Now, let’s kill one of the instances:

11:01:43,087 com.seigneurin.Main - Records processed: 1000

Process finished with exit code 130

Here is what happens on the remaining instance:

before stopping the other instance, it is processing 1000 records per second
for 30 seconds, nothing changes: it keeps processing 1000 records per second
once the 30 seconds period is over, this instance takes back the responsibility of the 4 partitions (AUTH_JSON-2, AUTH_JSON-1, AUTH_JSON-3 and AUTH_JSON-0)
once done, it catches up with the processing of the records that have not been processed by the now-dead instance
it finally runs smoothly again, processing 2000 records per second.

11:01:42,705 com.seigneurin.Main - Records processed: 1000
11:01:43,702 com.seigneurin.Main - Records processed: 1000
11:01:44,704 com.seigneurin.Main - Records processed: 1000
...
11:02:12,705 com.seigneurin.Main - Records processed: 1000
11:02:13,410 org.apache.kafka.clients.consumer.internals.ConsumerCoordinator - Revoking previously assigned partitions [AUTH_JSON-1, AUTH_JSON-0] for group auth-converter
...
11:02:13,415 org.apache.kafka.clients.consumer.internals.ConsumerCoordinator - Setting newly assigned partitions [AUTH_JSON-2, AUTH_JSON-1, AUTH_JSON-3, AUTH_JSON-0] for group auth-converter
...
11:02:13,705 com.seigneurin.Main - Records processed: 6589
11:02:14,705 com.seigneurin.Main - Records processed: 29937
11:02:15,704 com.seigneurin.Main - Records processed: 10792
11:02:16,703 com.seigneurin.Main - Records processed: 2000
11:02:17,705 com.seigneurin.Main - Records processed: 2000

The interesting behavior here is obviously that the handover was not immediate but, instead, a 30 seconds timeout was applied for detecting that an instance was dead. This is actually necessary so that, if an instance temporarily lags behind (brief network connectivity issue, garbage collection…), other instances will not aggressively take over their work.

The timeout can be configured through the ConsumerConfig.SESSION_TIMEOUT_MS_CONFIG ("session.timeout.ms") setting which is documented as follows;

The timeout used to detect failures when using Kafka’s group management facilities. When a consumer’s heartbeat is not received within the session timeout, the broker will mark the consumer as failed and rebalance the group. Since heartbeats are sent only when poll() is invoked, a higher session timeout allows more time for message processing in the consumer’s poll loop at the cost of a longer time to detect hard failures. See also MAX_POLL_RECORDS_CONFIG for another option to control the processing time in the poll loop. Note that the value must be in the allowable range as configured in the broker configuration by group.min.session.timeout.ms and group.max.session.timeout.ms.

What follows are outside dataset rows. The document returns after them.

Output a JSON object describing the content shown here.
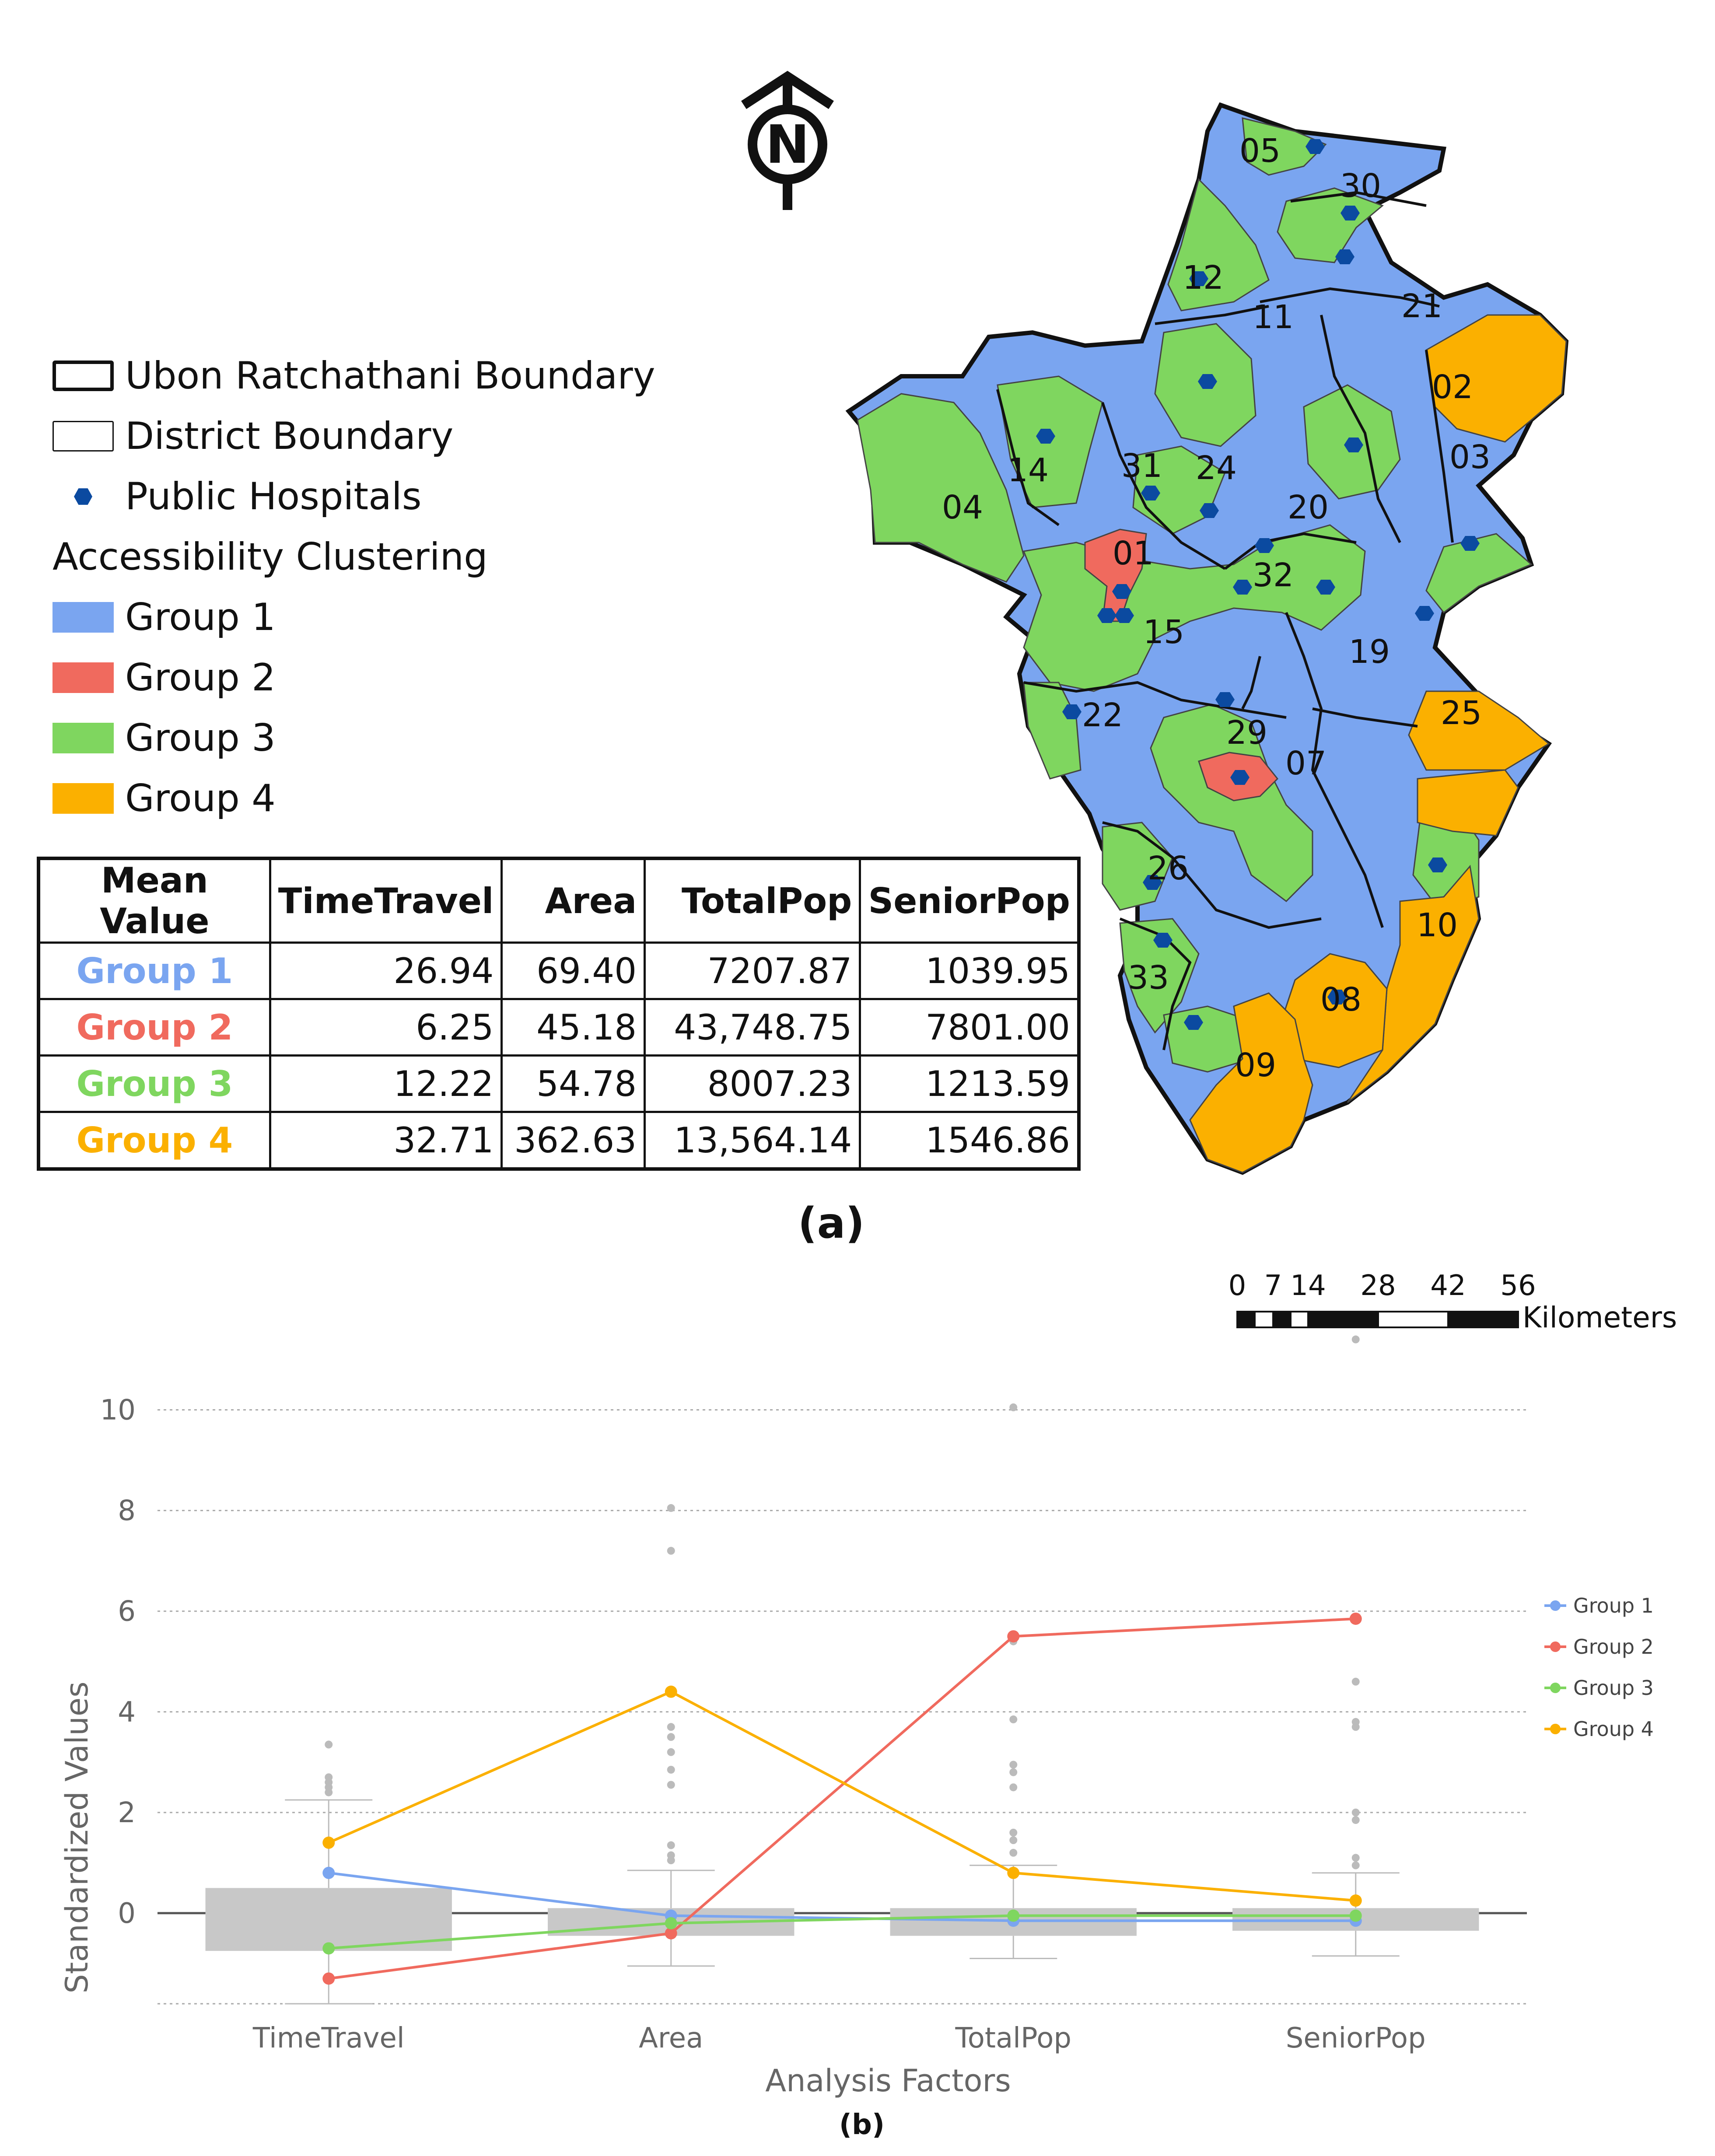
{
  "legend": {
    "items": [
      {
        "label": "Ubon Ratchathani Boundary",
        "kind": "thick-outline"
      },
      {
        "label": "District Boundary",
        "kind": "thin-outline"
      },
      {
        "label": "Public Hospitals",
        "kind": "hex-dot"
      },
      {
        "label": "Accessibility Clustering",
        "kind": "heading"
      },
      {
        "label": "Group 1",
        "kind": "swatch",
        "color": "#7aa5f0"
      },
      {
        "label": "Group 2",
        "kind": "swatch",
        "color": "#f06a5e"
      },
      {
        "label": "Group 3",
        "kind": "swatch",
        "color": "#7fd65f"
      },
      {
        "label": "Group 4",
        "kind": "swatch",
        "color": "#fbb000"
      }
    ]
  },
  "mean_table": {
    "headers": [
      "Mean Value",
      "TimeTravel",
      "Area",
      "TotalPop",
      "SeniorPop"
    ],
    "rows": [
      {
        "group": "Group 1",
        "color": "#7aa5f0",
        "values": [
          "26.94",
          "69.40",
          "7207.87",
          "1039.95"
        ]
      },
      {
        "group": "Group 2",
        "color": "#f06a5e",
        "values": [
          "6.25",
          "45.18",
          "43,748.75",
          "7801.00"
        ]
      },
      {
        "group": "Group 3",
        "color": "#7fd65f",
        "values": [
          "12.22",
          "54.78",
          "8007.23",
          "1213.59"
        ]
      },
      {
        "group": "Group 4",
        "color": "#fbb000",
        "values": [
          "32.71",
          "362.63",
          "13,564.14",
          "1546.86"
        ]
      }
    ]
  },
  "map": {
    "north_label": "N",
    "district_labels": [
      "05",
      "30",
      "12",
      "11",
      "21",
      "02",
      "03",
      "14",
      "31",
      "24",
      "04",
      "20",
      "01",
      "32",
      "15",
      "19",
      "22",
      "29",
      "25",
      "07",
      "26",
      "10",
      "33",
      "08",
      "09"
    ],
    "scale_ticks": [
      "0",
      "7",
      "14",
      "28",
      "42",
      "56"
    ],
    "scale_unit": "Kilometers",
    "colors": {
      "group1": "#7aa5f0",
      "group2": "#f06a5e",
      "group3": "#7fd65f",
      "group4": "#fbb000",
      "hospital": "#0b4aa0"
    }
  },
  "captions": {
    "a": "(a)",
    "b": "(b)"
  },
  "chart_data": {
    "type": "line",
    "title": "",
    "xlabel": "Analysis Factors",
    "ylabel": "Standardized Values",
    "categories": [
      "TimeTravel",
      "Area",
      "TotalPop",
      "SeniorPop"
    ],
    "ylim": [
      -1.8,
      11.5
    ],
    "yticks": [
      0,
      2,
      4,
      6,
      8,
      10
    ],
    "series": [
      {
        "name": "Group 1",
        "color": "#7aa5f0",
        "values": [
          0.8,
          -0.05,
          -0.15,
          -0.15
        ]
      },
      {
        "name": "Group 2",
        "color": "#f06a5e",
        "values": [
          -1.3,
          -0.4,
          5.5,
          5.85
        ]
      },
      {
        "name": "Group 3",
        "color": "#7fd65f",
        "values": [
          -0.7,
          -0.2,
          -0.05,
          -0.05
        ]
      },
      {
        "name": "Group 4",
        "color": "#fbb000",
        "values": [
          1.4,
          4.4,
          0.8,
          0.25
        ]
      }
    ],
    "boxplots": [
      {
        "category": "TimeTravel",
        "q1": -0.75,
        "q3": 0.5,
        "whisker_low": -1.8,
        "whisker_high": 2.25,
        "outliers": [
          2.4,
          2.5,
          2.6,
          2.7,
          3.35
        ]
      },
      {
        "category": "Area",
        "q1": -0.45,
        "q3": 0.1,
        "whisker_low": -1.05,
        "whisker_high": 0.85,
        "outliers": [
          1.05,
          1.15,
          1.35,
          2.55,
          2.85,
          3.2,
          3.5,
          3.7,
          7.2,
          8.05
        ]
      },
      {
        "category": "TotalPop",
        "q1": -0.45,
        "q3": 0.1,
        "whisker_low": -0.9,
        "whisker_high": 0.95,
        "outliers": [
          1.2,
          1.45,
          1.6,
          2.5,
          2.8,
          2.95,
          3.85,
          5.4,
          10.05
        ]
      },
      {
        "category": "SeniorPop",
        "q1": -0.35,
        "q3": 0.1,
        "whisker_low": -0.85,
        "whisker_high": 0.8,
        "outliers": [
          0.95,
          1.1,
          1.85,
          2.0,
          3.7,
          3.8,
          4.6,
          11.4
        ]
      }
    ],
    "legend_position": "right"
  }
}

And the value of this setting was actually printed ahen the application started:

11:00:21,985 org.apache.kafka.clients.consumer.ConsumerConfig - ConsumerConfig values:
    ...
    session.timeout.ms = 30000
    ...

Wrapping up

It is striking how easy it is to scale a Kafka Streams application up or down. I particularly like the fact that this operation is dynamic, as opposed to Spark Streaming that statically allocates resources when the job starts.